Algemene OVERWEGINGEN

Het doel van de ultrasound (US)-geleide techniek van oppervlakkige cervicale plexuszenuwblokkade is het afgeven van plaatselijk verdovingsmiddel in de nabijheid van de sensorische takken van de zenuwwortels C2, C3, en C4 (figuren 2 en 3). Voordelen ten opzichte van de landmark-techniek zijn onder andere de mogelijkheid om de verspreiding van lokaal anestheticum in het juiste vlak te visualiseren, waardoor de kans op succes toeneemt, en het vermijden van een te diepe naaldinjectie en het onbedoeld doorprikken van aangrenzende structuren.

Figuur 2. Plaats van injectie van lokaal anestheticum voor oppervlakkige, intermediaire en diepe cervicale plexuszenuwblokkades.
Figuur 3. Anatomie van de diepe cervicale plexus en zijn belangrijkste takken en anastomosen.

Zowel oppervlakkige als diepe cervicale plexuszenuwblokkades onder geleide van de US zijn goed beschreven. Het diepe cervicale plexuszenuwblok is een geavanceerd zenuwblok met een risico op mogelijk ernstige complicaties, zoals intrathecale injectie of injectie in de wervelslagader. Daarom zullen wij ons in de eerste plaats richten op de techniek van het oppervlakkige cervicale plexus zenuwblok. Deze is eenvoudiger, veiliger en voor de meeste indicaties even geschikt als de diepe cervicale plexus zenuwblokkade. Inzicht in de fasciale vlakken van de hals en de locatie van elk van deze zenuwblokken is noodzakelijk (Figuur 2). Voor het oppervlakkige cervicale plexus zenuwblok wordt lokaal anestheticum oppervlakkig in de diepe cervicale fascie geïnjecteerd. Voor het oppervlakkige (intermediaire) cervicale plexuszenuwblok wordt de injectie gegeven tussen de investerende laag van de diepe cervicale fascie en de prevertebrale fascie, terwijl voor het diepe cervicale plexuszenuwblok het plaatselijke verdovingsmiddel diep in de prevertebrale fascie wordt ingebracht.

ULTRASUELE ANATOMIE

De musculus sternocleidomastoideus (SCM) vormt een “dak” over de zenuwen van de oppervlakkige cervicale plexus (C2-4) (zie figuur 2). De wortels vormen samen de vier eindtakken (de kleine occipitale, grote auriculaire, transversale cervicale en supraclaviculaire zenuwen) en komen uit achter de achterste rand van de SCM (figuren 3, 4 en 5).

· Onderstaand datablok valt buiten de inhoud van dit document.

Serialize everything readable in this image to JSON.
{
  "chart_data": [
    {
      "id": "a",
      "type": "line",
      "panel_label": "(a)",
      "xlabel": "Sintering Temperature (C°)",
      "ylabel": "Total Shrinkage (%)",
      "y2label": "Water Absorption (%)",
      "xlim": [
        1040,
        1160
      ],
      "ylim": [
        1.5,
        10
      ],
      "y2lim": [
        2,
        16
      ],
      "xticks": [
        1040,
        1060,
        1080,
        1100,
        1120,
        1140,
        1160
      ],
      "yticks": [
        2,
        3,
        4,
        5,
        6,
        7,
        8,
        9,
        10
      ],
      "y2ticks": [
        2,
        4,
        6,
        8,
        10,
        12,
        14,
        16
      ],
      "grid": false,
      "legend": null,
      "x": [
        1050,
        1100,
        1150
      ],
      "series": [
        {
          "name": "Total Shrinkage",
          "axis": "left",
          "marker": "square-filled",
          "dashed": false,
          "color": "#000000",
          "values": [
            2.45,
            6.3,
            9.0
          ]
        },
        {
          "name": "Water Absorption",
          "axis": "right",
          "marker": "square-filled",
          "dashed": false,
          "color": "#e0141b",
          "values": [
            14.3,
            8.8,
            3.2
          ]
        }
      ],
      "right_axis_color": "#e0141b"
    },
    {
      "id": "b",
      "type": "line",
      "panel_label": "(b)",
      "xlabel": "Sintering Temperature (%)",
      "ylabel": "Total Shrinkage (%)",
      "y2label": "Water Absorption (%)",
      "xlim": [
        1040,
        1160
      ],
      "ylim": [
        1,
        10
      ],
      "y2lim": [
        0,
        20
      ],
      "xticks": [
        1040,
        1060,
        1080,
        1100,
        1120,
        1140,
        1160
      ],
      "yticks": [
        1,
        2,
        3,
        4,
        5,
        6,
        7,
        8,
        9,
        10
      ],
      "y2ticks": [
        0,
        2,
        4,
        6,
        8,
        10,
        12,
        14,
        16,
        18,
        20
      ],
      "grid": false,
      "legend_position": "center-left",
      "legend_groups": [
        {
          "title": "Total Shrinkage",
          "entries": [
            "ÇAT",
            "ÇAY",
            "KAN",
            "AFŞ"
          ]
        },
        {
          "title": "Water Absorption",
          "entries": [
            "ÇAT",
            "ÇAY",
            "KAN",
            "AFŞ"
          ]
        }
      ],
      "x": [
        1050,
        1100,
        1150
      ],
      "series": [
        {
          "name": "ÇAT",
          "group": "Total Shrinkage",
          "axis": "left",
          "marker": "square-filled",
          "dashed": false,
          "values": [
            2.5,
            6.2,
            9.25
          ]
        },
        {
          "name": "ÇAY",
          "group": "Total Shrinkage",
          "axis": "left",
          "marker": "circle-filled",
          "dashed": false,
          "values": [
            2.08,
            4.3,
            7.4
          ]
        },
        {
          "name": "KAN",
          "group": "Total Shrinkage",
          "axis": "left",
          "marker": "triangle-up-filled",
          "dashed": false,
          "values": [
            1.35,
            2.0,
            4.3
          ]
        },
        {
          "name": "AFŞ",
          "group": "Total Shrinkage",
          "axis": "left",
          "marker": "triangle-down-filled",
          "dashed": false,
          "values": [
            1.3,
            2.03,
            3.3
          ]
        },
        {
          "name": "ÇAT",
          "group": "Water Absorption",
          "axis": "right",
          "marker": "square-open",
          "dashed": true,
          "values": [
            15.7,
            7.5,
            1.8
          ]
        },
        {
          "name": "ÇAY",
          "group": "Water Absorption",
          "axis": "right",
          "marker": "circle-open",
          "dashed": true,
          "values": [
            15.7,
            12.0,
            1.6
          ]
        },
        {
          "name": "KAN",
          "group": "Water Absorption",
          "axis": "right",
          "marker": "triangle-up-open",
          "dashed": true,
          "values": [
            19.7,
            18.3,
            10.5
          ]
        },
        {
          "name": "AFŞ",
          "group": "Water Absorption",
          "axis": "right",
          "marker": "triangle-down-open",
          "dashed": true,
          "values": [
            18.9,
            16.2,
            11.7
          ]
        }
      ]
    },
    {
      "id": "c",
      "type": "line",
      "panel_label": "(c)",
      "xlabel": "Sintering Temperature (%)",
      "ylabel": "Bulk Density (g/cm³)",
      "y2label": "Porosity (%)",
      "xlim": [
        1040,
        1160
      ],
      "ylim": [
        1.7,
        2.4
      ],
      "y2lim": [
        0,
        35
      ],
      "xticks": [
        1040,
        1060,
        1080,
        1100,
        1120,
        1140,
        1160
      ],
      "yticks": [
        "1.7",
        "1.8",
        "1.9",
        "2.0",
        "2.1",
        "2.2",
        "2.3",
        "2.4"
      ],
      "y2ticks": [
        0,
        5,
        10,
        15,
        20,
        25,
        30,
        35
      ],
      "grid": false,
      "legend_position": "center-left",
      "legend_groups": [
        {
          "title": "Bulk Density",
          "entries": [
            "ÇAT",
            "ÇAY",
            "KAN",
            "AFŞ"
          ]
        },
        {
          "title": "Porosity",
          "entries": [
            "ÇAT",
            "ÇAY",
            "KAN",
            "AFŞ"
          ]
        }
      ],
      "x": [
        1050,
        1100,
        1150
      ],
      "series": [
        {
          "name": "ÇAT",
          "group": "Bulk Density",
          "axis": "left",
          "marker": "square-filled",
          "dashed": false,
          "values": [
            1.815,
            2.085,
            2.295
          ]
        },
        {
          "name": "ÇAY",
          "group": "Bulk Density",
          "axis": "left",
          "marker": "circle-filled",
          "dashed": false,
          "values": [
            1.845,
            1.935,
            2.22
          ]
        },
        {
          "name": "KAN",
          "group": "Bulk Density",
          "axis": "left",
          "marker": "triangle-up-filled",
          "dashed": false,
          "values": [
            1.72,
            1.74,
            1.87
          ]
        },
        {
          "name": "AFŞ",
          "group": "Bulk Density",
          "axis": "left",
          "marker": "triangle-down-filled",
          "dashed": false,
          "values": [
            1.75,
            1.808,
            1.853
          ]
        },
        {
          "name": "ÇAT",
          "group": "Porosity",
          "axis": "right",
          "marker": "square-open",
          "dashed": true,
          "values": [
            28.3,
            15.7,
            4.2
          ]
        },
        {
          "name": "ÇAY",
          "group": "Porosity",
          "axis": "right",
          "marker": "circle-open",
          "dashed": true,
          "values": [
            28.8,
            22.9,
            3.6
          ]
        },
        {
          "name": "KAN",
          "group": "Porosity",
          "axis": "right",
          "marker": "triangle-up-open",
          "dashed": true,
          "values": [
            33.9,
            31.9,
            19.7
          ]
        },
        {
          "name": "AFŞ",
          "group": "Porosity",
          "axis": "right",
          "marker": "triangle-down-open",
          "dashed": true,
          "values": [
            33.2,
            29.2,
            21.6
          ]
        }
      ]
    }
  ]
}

De plexus kan worden gevisualiseerd als een kleine verzameling hypoechoische knobbeltjes (honingraat verschijning of hypoechoische ovale structuren) onmiddellijk diep of lateraal van de posterieure grens van de SCM (zie figuur 5), maar dit is niet altijd duidelijk.
Soms wordt de n. auricularis major gevisualiseerd op het oppervlakkige oppervlak van de SCM als een kleine, ronde, hypoechoische structuur. De SCM wordt van de plexus brachialis en de scalenusspieren gescheiden door de fascia prevertebralis, die als een hyperechoïsche lineaire structuur kan worden gezien. De plexus cervicalis ligt posterieur aan de SCM en onmiddellijk oppervlakkig aan de fascia prevertebralis boven de interscalenusgroef (zie figuur 5). Strikt genomen is de techniek die wij beschrijven, met een injectie tussen de investerende laag van de diepe cervicale fascie en de prevertebrale fascie, dus een intermediair cervicaal plexus zenuwblok.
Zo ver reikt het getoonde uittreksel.